Pour mettre l’eau à la bouche, citons à titre d’exemple, dans le désordre : Children’s Corner de Debussy par Nelson Freire, plein d’humour ou de mystère, très fin avec des nuances exceptionnelles ; Nelson Freire est fidèle à sa réputation d’humilité et de simplicité, modifiant son style en fonction des œuvres, ici très différent de ce qu’il fait dans Beethoven ou Chopin. Le Quintette de Schumann avec Hélène Grimaud et Misha Maisky, magnifique. Dichterliebe de Schumann par Hélène Grimaud et Thomas Quasthoff, avec une pianiste enchanteresse et des gros plans superbement expressifs sur le baryton. Des chefs‑d’œuvre de la musique de chambre avec le Quintette de Chostakovitch par Martha Argerich, Joshua Bell, Yuri Bashmet et Mischa Maisky (impressionnant n’est-ce pas ?), La Jeune Fille et la Mort de Schubert par le Quatuor Ébène, le Troisième Quatuor de Brahms par Menahem Pressler (le doyen du Beaux-Arts Trio), Salvatore Accardo et Gautier Capuçon.
Le récital de Nikolai Lugansky méritait bien d’être publié en intégralité. Son programme est intelligent, car varié mais cohérent. La rare Sonate de Janacek est poignante, les transcriptions de Roméo et Juliette de Prokofiev sont remarquables. Puis Lugansky joue trois Préludes de Rachmaninov, deux peu connus et le célèbre op. 23 n° 5, quatre Études d’exécution transcendante de Liszt et une Étude de Chopin, où le jeu du pianiste apparaît très équilibré, montrant à la fois finesse et performance technique, là où certains abordent ces œuvres en virtuosité pure.

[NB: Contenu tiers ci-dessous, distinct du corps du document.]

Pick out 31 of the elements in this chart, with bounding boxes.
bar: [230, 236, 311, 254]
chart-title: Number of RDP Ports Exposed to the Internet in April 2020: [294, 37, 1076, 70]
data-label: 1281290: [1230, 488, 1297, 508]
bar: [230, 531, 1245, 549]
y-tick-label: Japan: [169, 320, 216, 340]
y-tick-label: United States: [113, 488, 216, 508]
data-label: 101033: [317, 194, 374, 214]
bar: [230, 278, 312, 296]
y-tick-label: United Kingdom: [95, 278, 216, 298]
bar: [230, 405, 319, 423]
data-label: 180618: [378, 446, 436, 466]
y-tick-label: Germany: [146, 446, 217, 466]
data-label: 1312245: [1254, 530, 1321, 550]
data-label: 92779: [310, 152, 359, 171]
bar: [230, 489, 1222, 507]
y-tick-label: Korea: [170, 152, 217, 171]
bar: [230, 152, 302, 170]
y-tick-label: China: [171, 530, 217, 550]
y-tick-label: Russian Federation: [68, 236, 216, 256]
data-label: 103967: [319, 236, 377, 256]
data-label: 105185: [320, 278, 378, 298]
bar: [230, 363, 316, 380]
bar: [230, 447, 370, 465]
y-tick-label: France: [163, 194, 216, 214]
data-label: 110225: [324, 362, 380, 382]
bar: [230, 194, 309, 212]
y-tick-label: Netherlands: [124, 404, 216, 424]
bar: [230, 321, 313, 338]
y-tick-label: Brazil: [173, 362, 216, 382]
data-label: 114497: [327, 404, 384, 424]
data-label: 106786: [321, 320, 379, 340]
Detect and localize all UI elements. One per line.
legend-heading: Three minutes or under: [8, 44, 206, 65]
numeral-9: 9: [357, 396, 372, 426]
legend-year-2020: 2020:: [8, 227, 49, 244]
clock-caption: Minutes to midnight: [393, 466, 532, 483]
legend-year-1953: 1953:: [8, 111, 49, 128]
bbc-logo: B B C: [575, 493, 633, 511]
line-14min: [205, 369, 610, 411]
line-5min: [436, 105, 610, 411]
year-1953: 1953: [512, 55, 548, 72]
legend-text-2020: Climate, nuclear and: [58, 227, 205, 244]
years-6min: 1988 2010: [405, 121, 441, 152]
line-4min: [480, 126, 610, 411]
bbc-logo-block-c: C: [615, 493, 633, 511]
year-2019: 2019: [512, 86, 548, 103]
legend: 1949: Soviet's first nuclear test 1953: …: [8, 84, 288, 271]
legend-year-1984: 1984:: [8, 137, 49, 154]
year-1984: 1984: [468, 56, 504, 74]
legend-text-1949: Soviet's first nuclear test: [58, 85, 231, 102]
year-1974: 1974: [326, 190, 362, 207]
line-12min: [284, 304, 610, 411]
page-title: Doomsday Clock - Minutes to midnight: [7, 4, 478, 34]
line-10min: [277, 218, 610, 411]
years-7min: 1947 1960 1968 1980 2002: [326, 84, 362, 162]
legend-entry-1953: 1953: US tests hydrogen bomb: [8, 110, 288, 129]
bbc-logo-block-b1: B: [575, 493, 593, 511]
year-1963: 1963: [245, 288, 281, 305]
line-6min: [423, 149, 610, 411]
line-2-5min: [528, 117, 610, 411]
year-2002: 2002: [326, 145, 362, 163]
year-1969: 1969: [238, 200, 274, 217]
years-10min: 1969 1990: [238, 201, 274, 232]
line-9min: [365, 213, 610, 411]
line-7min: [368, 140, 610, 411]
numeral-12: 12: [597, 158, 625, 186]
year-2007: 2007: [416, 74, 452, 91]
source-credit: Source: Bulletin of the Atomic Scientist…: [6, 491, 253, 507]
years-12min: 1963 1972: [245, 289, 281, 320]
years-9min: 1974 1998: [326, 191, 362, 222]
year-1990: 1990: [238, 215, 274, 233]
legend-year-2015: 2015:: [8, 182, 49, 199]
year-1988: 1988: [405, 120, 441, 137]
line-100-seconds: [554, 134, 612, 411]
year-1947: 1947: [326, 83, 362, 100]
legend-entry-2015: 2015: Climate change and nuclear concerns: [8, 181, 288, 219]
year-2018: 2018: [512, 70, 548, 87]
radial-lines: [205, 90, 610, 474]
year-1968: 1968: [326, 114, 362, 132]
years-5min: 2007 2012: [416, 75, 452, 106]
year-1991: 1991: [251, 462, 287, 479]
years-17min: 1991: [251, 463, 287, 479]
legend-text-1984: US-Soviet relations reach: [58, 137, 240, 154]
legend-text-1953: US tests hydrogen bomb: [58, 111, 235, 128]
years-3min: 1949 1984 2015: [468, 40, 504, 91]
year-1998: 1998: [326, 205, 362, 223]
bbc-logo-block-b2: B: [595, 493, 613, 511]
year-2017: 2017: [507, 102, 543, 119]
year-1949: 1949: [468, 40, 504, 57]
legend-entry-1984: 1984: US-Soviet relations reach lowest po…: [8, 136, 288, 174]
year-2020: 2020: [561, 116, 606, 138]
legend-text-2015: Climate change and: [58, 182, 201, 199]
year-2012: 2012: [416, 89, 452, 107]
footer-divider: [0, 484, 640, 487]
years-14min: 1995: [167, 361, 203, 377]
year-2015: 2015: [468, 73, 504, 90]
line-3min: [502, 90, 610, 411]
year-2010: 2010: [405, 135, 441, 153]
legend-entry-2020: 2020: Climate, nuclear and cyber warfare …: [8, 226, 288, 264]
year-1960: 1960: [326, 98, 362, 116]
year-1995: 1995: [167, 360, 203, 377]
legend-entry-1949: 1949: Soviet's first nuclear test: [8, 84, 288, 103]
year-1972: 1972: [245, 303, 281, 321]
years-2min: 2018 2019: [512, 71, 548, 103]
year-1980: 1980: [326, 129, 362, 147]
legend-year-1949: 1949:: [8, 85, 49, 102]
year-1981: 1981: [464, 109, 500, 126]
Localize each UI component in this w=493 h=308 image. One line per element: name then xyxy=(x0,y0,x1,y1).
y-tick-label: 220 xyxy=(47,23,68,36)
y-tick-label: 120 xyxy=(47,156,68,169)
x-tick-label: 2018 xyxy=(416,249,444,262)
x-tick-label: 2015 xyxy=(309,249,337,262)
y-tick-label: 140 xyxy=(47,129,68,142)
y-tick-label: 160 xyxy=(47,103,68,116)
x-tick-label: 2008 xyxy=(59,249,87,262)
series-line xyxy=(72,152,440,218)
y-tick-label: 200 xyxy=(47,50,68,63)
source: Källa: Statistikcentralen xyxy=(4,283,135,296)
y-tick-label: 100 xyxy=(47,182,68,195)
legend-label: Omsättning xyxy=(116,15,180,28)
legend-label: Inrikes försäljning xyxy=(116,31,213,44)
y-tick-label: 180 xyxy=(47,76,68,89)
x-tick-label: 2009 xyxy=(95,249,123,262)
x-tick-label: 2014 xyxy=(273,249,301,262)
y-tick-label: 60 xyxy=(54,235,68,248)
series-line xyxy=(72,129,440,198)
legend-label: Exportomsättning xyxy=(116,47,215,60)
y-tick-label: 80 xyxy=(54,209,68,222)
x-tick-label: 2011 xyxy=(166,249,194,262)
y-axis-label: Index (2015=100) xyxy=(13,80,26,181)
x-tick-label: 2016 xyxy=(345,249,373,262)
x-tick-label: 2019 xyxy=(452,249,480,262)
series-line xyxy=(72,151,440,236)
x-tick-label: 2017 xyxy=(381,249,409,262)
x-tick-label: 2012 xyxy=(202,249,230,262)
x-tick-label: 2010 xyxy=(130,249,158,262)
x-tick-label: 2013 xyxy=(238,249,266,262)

Les disques d’orchestre de festival sont souvent moins mémorables que les disques de musique de chambre. En effet, les orchestres de festival montés pour l’occasion ont souvent peu de temps de répétition. On remarquera d’autant plus ce disque Sibelius : une des plus belles de ses symphonies, dirigée par un grand spécialiste, le chef finlandais, comme Sibelius, Esa-Pekka Salonen, qui aborde ces œuvres avec le même engagement et la même subjectivité que Leonard Bernstein dans ses enregistrements restés célèbres, avec des tempos très personnels. Cet orchestre très jeune et très féminisé y est remarquable, avec des bois d’une belle pureté et d’une remarquable présence, et des cordes « minérales » parfaitement adaptées à cette musique du Nord.